Ora, nesta matéria, a nossa lei encontra-se em perfeita sintonia com a argumentação expendida no aresto, visto que o n.º 3 do seu artigo 27.º estabelece, de forma cristalina, que «o vínculo desportivo tem natureza acessória em relação ao vínculo contratual e extingue-se com a comunicação prevista no presente artigo [comunicação à entidade que procede ao registo obrigatório do contrato], podendo ser registado novo contrato, nos termos gerais». Contestada por muitos e naturalmente discutível, cremos que a solução da nossa lei tem o grande mérito de evitar que o jogador fique colocado numa espécie de limbo, já sem contrato com o clube anterior, mas sem que qualquer outro clube o possa contratar e registar o respetivo contrato, em ordem a que o possa utilizar nas competições desportivas, situação que o nosso legislador procurou evitar, por constituir um óbvio atentado à liberdade de exercício da profissão.
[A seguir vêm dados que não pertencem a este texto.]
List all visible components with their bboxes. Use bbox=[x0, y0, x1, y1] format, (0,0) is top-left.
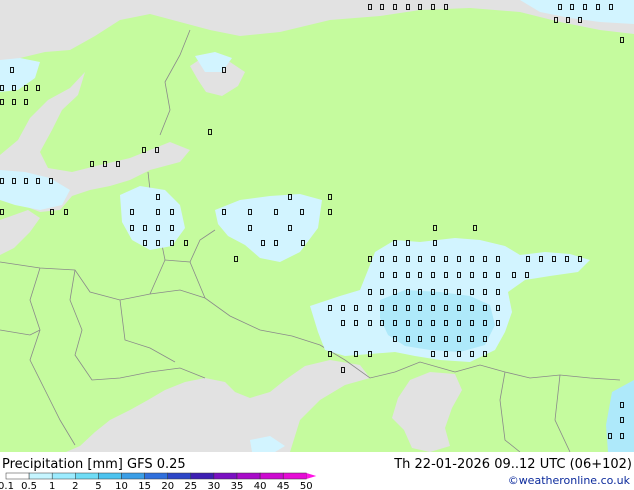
legend-label: 1 bbox=[49, 481, 55, 490]
legend-arrow bbox=[306, 473, 317, 479]
legend-label: 10 bbox=[115, 481, 128, 490]
legend-swatch bbox=[167, 472, 192, 480]
legend-label: 35 bbox=[231, 481, 244, 490]
legend-swatch bbox=[144, 472, 168, 480]
legend-label: 30 bbox=[208, 481, 221, 490]
precipitation-map bbox=[0, 0, 634, 452]
footer: Precipitation [mm] GFS 0.25 Th 22-01-202… bbox=[0, 452, 634, 490]
legend-label: 15 bbox=[138, 481, 151, 490]
legend-swatch bbox=[259, 472, 284, 480]
legend-label: 0.1 bbox=[0, 481, 14, 490]
legend-swatch bbox=[75, 472, 99, 480]
legend-swatch bbox=[51, 472, 76, 480]
legend-label: 45 bbox=[277, 481, 290, 490]
legend-swatch bbox=[213, 472, 238, 480]
legend-label: 20 bbox=[161, 481, 174, 490]
precipitation-legend: 0.1 0.5 1 2 5 10 15 20 25 30 35 40 45 50 bbox=[0, 472, 317, 490]
title-right: Th 22-01-2026 09..12 UTC (06+102) bbox=[394, 457, 632, 472]
legend-label: 5 bbox=[95, 481, 101, 490]
legend-label: 50 bbox=[300, 481, 313, 490]
legend-label: 40 bbox=[254, 481, 267, 490]
title-left: Precipitation [mm] GFS 0.25 bbox=[2, 457, 186, 472]
legend-swatch bbox=[28, 472, 53, 480]
legend-swatch bbox=[121, 472, 145, 480]
legend-label: 2 bbox=[72, 481, 78, 490]
legend-swatch bbox=[236, 472, 261, 480]
credit: ©weatheronline.co.uk bbox=[507, 474, 630, 487]
legend-label: 0.5 bbox=[21, 481, 37, 490]
legend-swatch bbox=[190, 472, 215, 480]
legend-swatch bbox=[98, 472, 122, 480]
legend-label: 25 bbox=[184, 481, 197, 490]
legend-swatch bbox=[5, 472, 30, 480]
legend-swatch bbox=[282, 472, 307, 480]
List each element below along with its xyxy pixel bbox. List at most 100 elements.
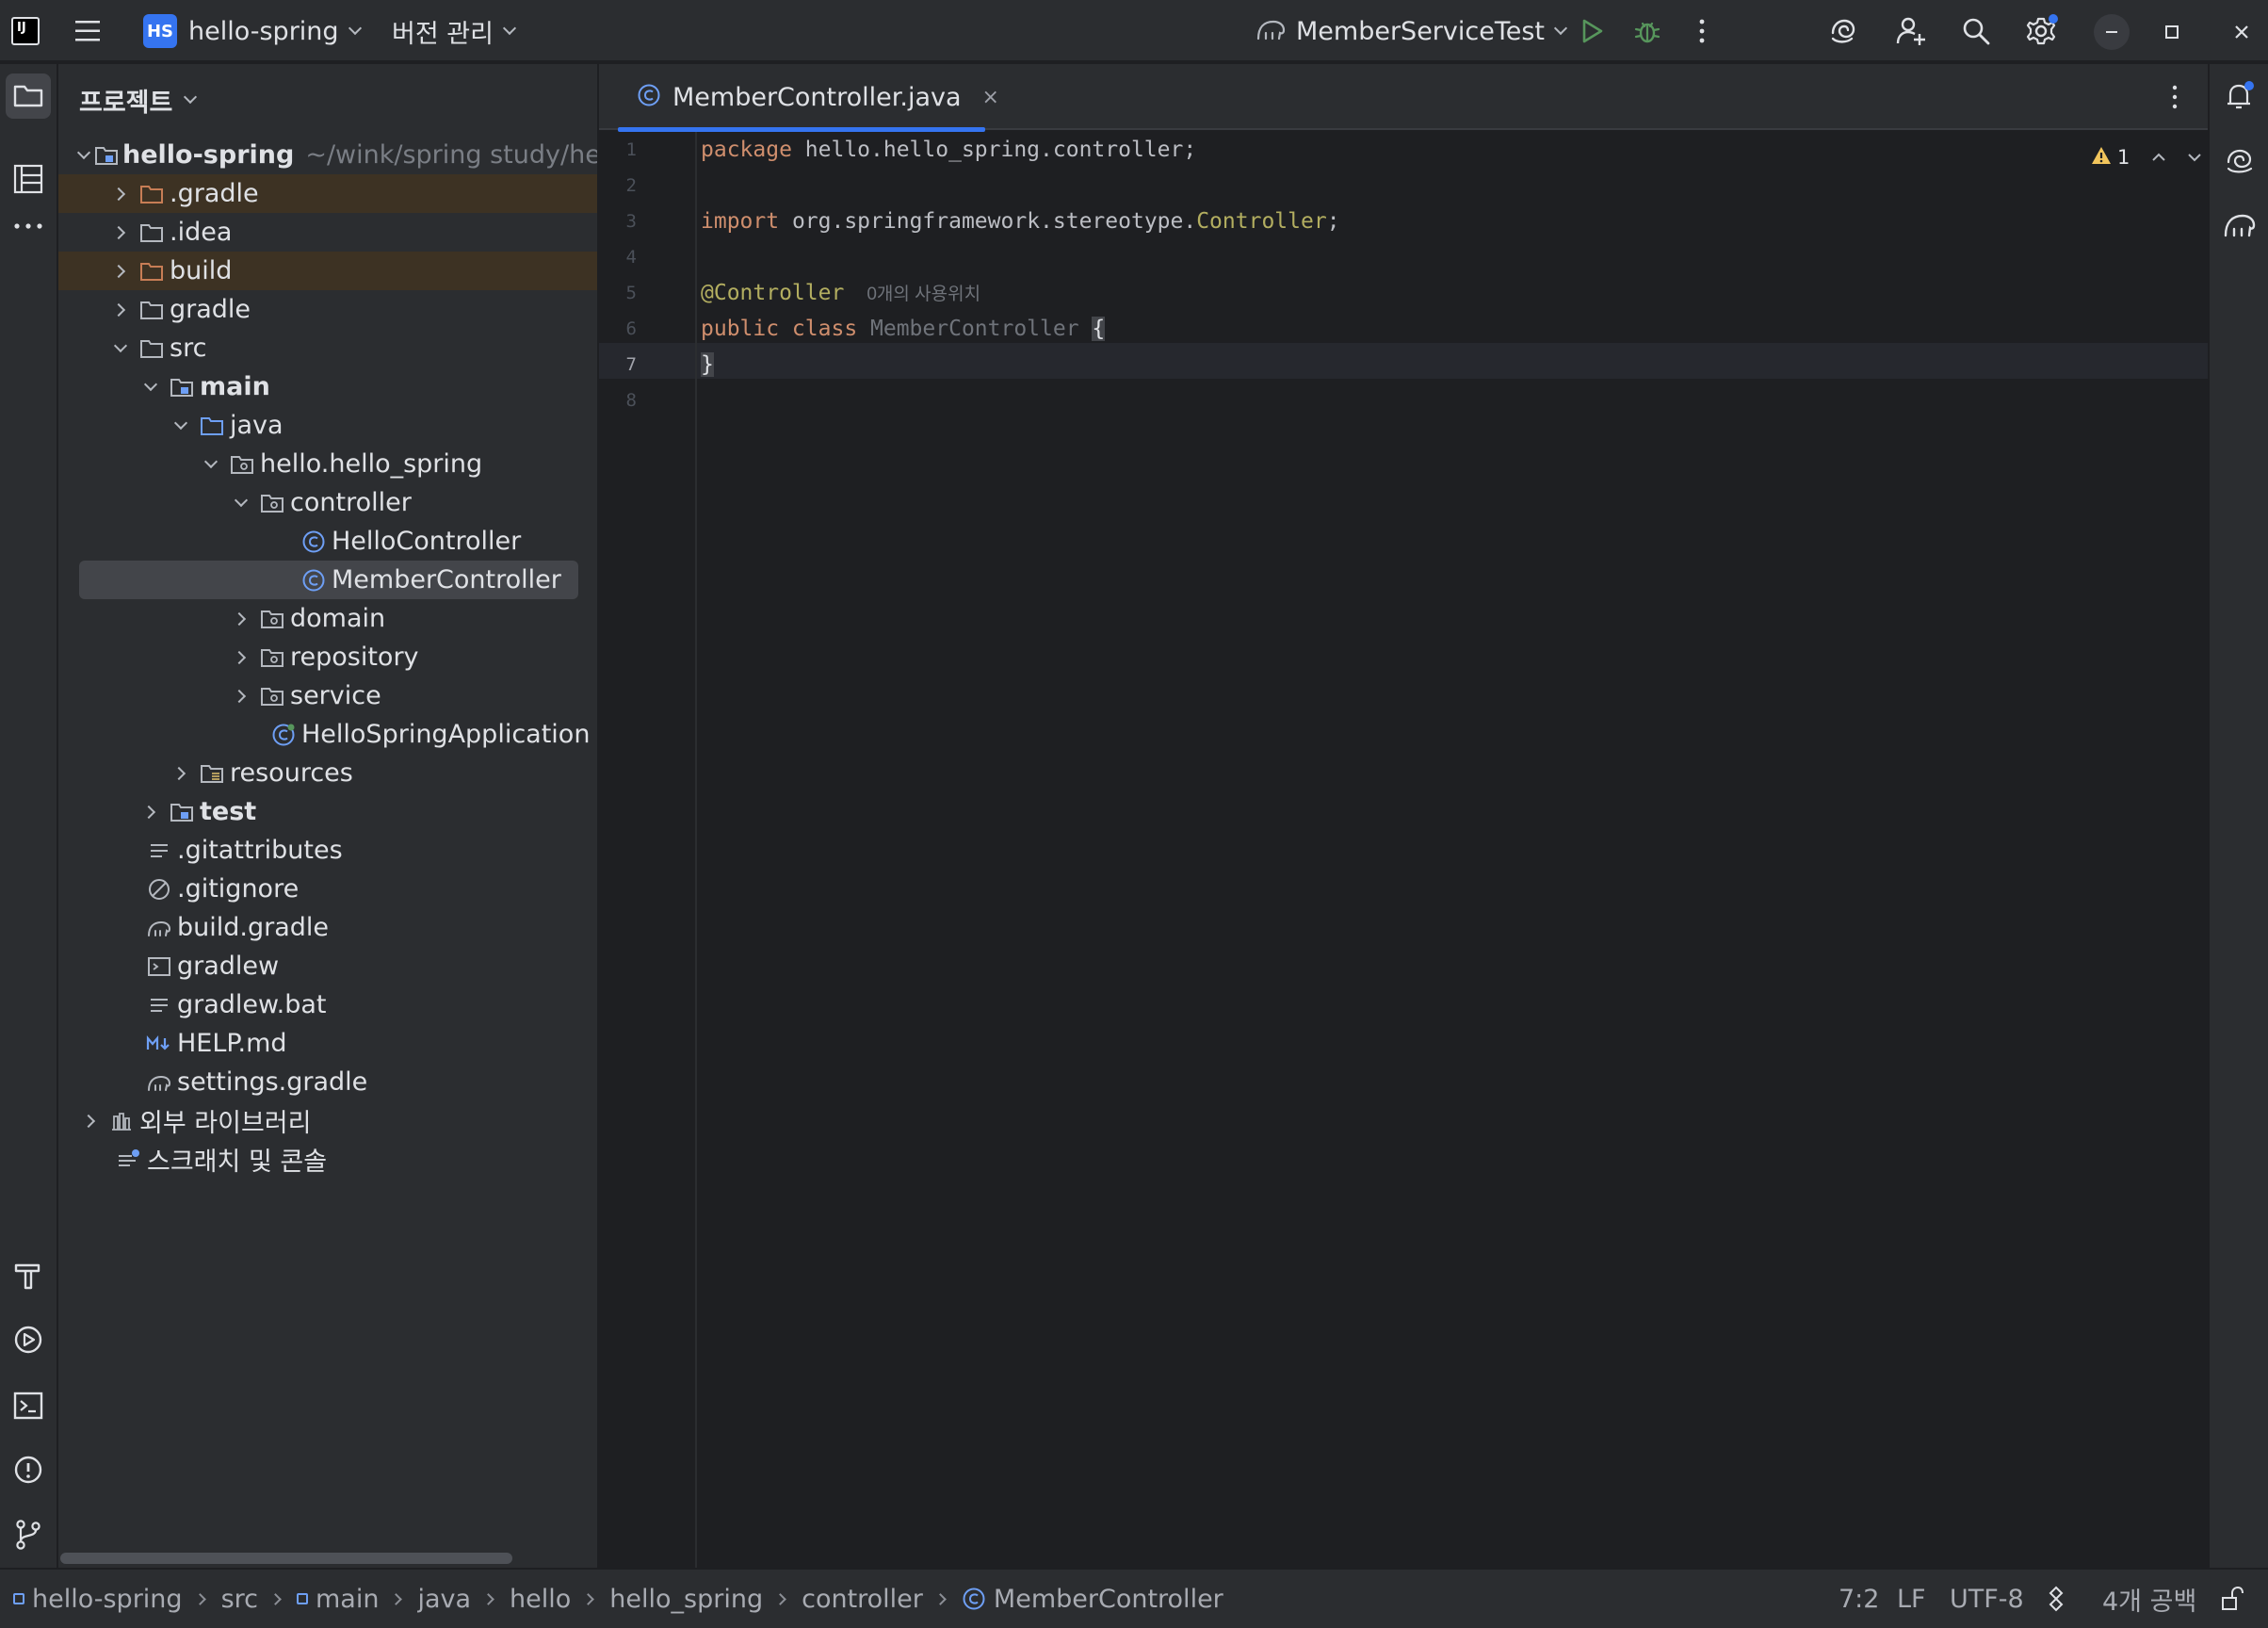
tree-item-service[interactable]: service <box>58 676 597 715</box>
breadcrumb-item[interactable]: hello <box>510 1585 571 1614</box>
chevron-right-icon[interactable] <box>109 252 132 290</box>
usages-inlay-hint[interactable]: 0개의 사용위치 <box>867 285 980 304</box>
close-window-icon[interactable] <box>2228 19 2255 45</box>
tree-item-build-gradle[interactable]: build.gradle <box>58 908 597 947</box>
chevron-right-icon[interactable] <box>230 638 252 676</box>
tree-item-gitignore[interactable]: .gitignore <box>58 870 597 908</box>
inspection-widget[interactable]: 1 <box>2091 138 2203 177</box>
tree-item-label: 스크래치 및 콘솔 <box>147 1148 328 1177</box>
build-hammer-icon[interactable] <box>8 1255 49 1296</box>
run-icon[interactable] <box>1579 17 1605 45</box>
file-encoding[interactable]: UTF-8 <box>1950 1570 2024 1628</box>
breadcrumb-item[interactable]: src <box>221 1585 258 1614</box>
services-icon[interactable] <box>8 1319 49 1360</box>
intellij-logo-icon[interactable]: IJ <box>11 17 40 45</box>
tree-item-hello-spring-application[interactable]: HelloSpringApplication <box>58 715 597 754</box>
caret-position[interactable]: 7:2 <box>1839 1570 1879 1628</box>
project-panel-title[interactable]: 프로젝트 <box>79 81 198 119</box>
tree-item-hello-spring[interactable]: hello-spring ~/wink/spring study/hello- <box>58 136 597 174</box>
code-line-1[interactable]: package hello.hello_spring.controller; <box>701 132 1196 168</box>
run-config-selector[interactable]: MemberServiceTest <box>1255 0 1568 62</box>
code-line-6[interactable]: public class MemberController { <box>701 311 1106 347</box>
tree-item-java[interactable]: java <box>58 406 597 445</box>
tree-item-package-hello-spring[interactable]: hello.hello_spring <box>58 445 597 483</box>
search-icon[interactable] <box>1961 16 1991 46</box>
add-user-icon[interactable] <box>1895 15 1927 47</box>
tree-item-build[interactable]: build <box>58 252 597 290</box>
vcs-menu[interactable]: 버전 관리 <box>392 0 517 62</box>
chevron-down-icon[interactable] <box>230 483 252 522</box>
tree-item-gradle[interactable]: gradle <box>58 290 597 329</box>
tree-item-dot-idea[interactable]: .idea <box>58 213 597 252</box>
minimize-window-icon[interactable] <box>2093 13 2130 51</box>
main-menu-icon[interactable] <box>73 18 102 44</box>
chevron-right-icon[interactable] <box>139 792 162 831</box>
tree-item-gradlew[interactable]: gradlew <box>58 947 597 985</box>
chevron-right-icon[interactable] <box>109 213 132 252</box>
chevron-up-icon[interactable] <box>2150 146 2167 169</box>
breadcrumb-item[interactable]: hello_spring <box>609 1585 763 1614</box>
tab-more-icon[interactable] <box>2170 83 2179 111</box>
tree-item-help-md[interactable]: HELP.md <box>58 1024 597 1063</box>
left-tool-strip <box>0 64 58 1568</box>
notifications-icon[interactable] <box>2221 77 2259 115</box>
tree-item-controller[interactable]: controller <box>58 483 597 522</box>
code-line-3[interactable]: import org.springframework.stereotype.Co… <box>701 204 1340 239</box>
chevron-down-icon[interactable] <box>170 406 192 445</box>
chevron-down-icon[interactable] <box>109 329 132 367</box>
git-branch-icon[interactable] <box>8 1513 49 1555</box>
editor-tab-member-controller[interactable]: MemberController.java × <box>618 64 999 132</box>
code-line-5[interactable]: @Controller 0개의 사용위치 <box>701 275 980 311</box>
terminal-icon[interactable] <box>8 1385 49 1426</box>
structure-icon[interactable] <box>8 158 49 200</box>
settings-gear-icon[interactable] <box>2025 13 2059 47</box>
tree-item-test[interactable]: test <box>58 792 597 831</box>
tree-item-scratches-consoles[interactable]: 스크래치 및 콘솔 <box>58 1140 597 1179</box>
tree-item-external-libraries[interactable]: 외부 라이브러리 <box>58 1101 597 1140</box>
line-separator[interactable]: LF <box>1897 1570 1926 1628</box>
tree-item-repository[interactable]: repository <box>58 638 597 676</box>
project-tool-button[interactable] <box>6 73 51 119</box>
horizontal-scrollbar[interactable] <box>60 1553 512 1564</box>
maximize-window-icon[interactable] <box>2159 19 2185 45</box>
chevron-right-icon[interactable] <box>170 754 192 792</box>
breadcrumb-item[interactable]: hello-spring <box>32 1585 183 1614</box>
tree-item-resources[interactable]: resources <box>58 754 597 792</box>
chevron-right-icon[interactable] <box>109 290 132 329</box>
breadcrumb-item[interactable]: MemberController <box>994 1585 1223 1614</box>
debug-icon[interactable] <box>1633 16 1661 46</box>
tree-item-hello-controller[interactable]: HelloController <box>58 522 597 561</box>
breadcrumb-item[interactable]: java <box>417 1585 471 1614</box>
chevron-down-icon[interactable] <box>2186 146 2203 169</box>
more-actions-icon[interactable] <box>1697 16 1707 46</box>
chevron-right-icon[interactable] <box>79 1101 102 1140</box>
tree-item-gradlew-bat[interactable]: gradlew.bat <box>58 985 597 1024</box>
code-style-icon[interactable] <box>2044 1570 2068 1628</box>
chevron-down-icon[interactable] <box>139 367 162 406</box>
tree-item-member-controller[interactable]: MemberController <box>58 561 597 599</box>
tree-item-settings-gradle[interactable]: settings.gradle <box>58 1063 597 1101</box>
more-tools-icon[interactable] <box>8 219 49 234</box>
tab-close-icon[interactable]: × <box>982 86 999 109</box>
problems-icon[interactable] <box>8 1449 49 1490</box>
chevron-down-icon[interactable] <box>76 136 91 174</box>
chevron-down-icon[interactable] <box>200 445 222 483</box>
tree-item-gitattributes[interactable]: .gitattributes <box>58 831 597 870</box>
breadcrumb-item[interactable]: main <box>316 1585 379 1614</box>
breadcrumb-item[interactable]: controller <box>802 1585 923 1614</box>
chevron-right-icon[interactable] <box>230 676 252 715</box>
chevron-right-icon[interactable] <box>230 599 252 638</box>
tree-item-domain[interactable]: domain <box>58 599 597 638</box>
ai-chat-icon[interactable] <box>2221 143 2259 181</box>
chevron-right-icon[interactable] <box>109 174 132 213</box>
code-line-7[interactable]: } <box>701 347 714 383</box>
readonly-lock-icon[interactable] <box>2219 1570 2245 1628</box>
gradle-elephant-icon[interactable] <box>2221 207 2259 241</box>
tree-item-dot-gradle[interactable]: .gradle <box>58 174 597 213</box>
project-switcher[interactable]: HS hello-spring <box>143 0 362 62</box>
tree-item-main[interactable]: main <box>58 367 597 406</box>
line-number-gutter[interactable]: 1 2 3 4 5 6 7 8 <box>599 132 697 1568</box>
ai-assistant-icon[interactable] <box>1827 16 1857 46</box>
indent-setting[interactable]: 4개 공백 <box>2102 1570 2196 1628</box>
tree-item-src[interactable]: src <box>58 329 597 367</box>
Para mais numa profissão que, como é sabido, é relativamente curta, o que agrava o impacto negativo de quaisquer regras que impeçam a participação na competição desportiva por parte de um jogador profissional de futebol – este, convém não esquecer (e alguns parece que, por vezes, se esquecem), ainda que se dedique a uma profissão peculiar, é um trabalhador.
Em suma, ontem como hoje, com Bosman e com Diarra, prossegue a luta dos atletas profissionais por mais liberdade e por mais mobilidade. E, embora o TJUE não tenha lidado com as famosíssimas “cláusulas de rescisão”, ninguém duvida de que essas cláusulas poderão, mais ano menos ano, dar origem a uma outra decisão judicial, a qual dificilmente aceitará cláusulas exorbitantes, de valor manifestamente excessivo e apenas destinadas a “blindar” o jogador em questão, quando confrontadas com os princípios da livre circulação e da liberdade de concorrência no espaço europeu. Também aqui a nossa lei, no seu artigo 25.º, fornece algumas indicações relevantes, na medida em que, embora aceite, em via de princípio, a inclusão de tais cláusulas nos contratos de trabalho desportivo, não deixa de acrescentar que o montante convencionado pelas partes pode ser objeto de redução pelo tribunal, de acordo com a equidade, se for – como amiúde é – manifestamente excessivo."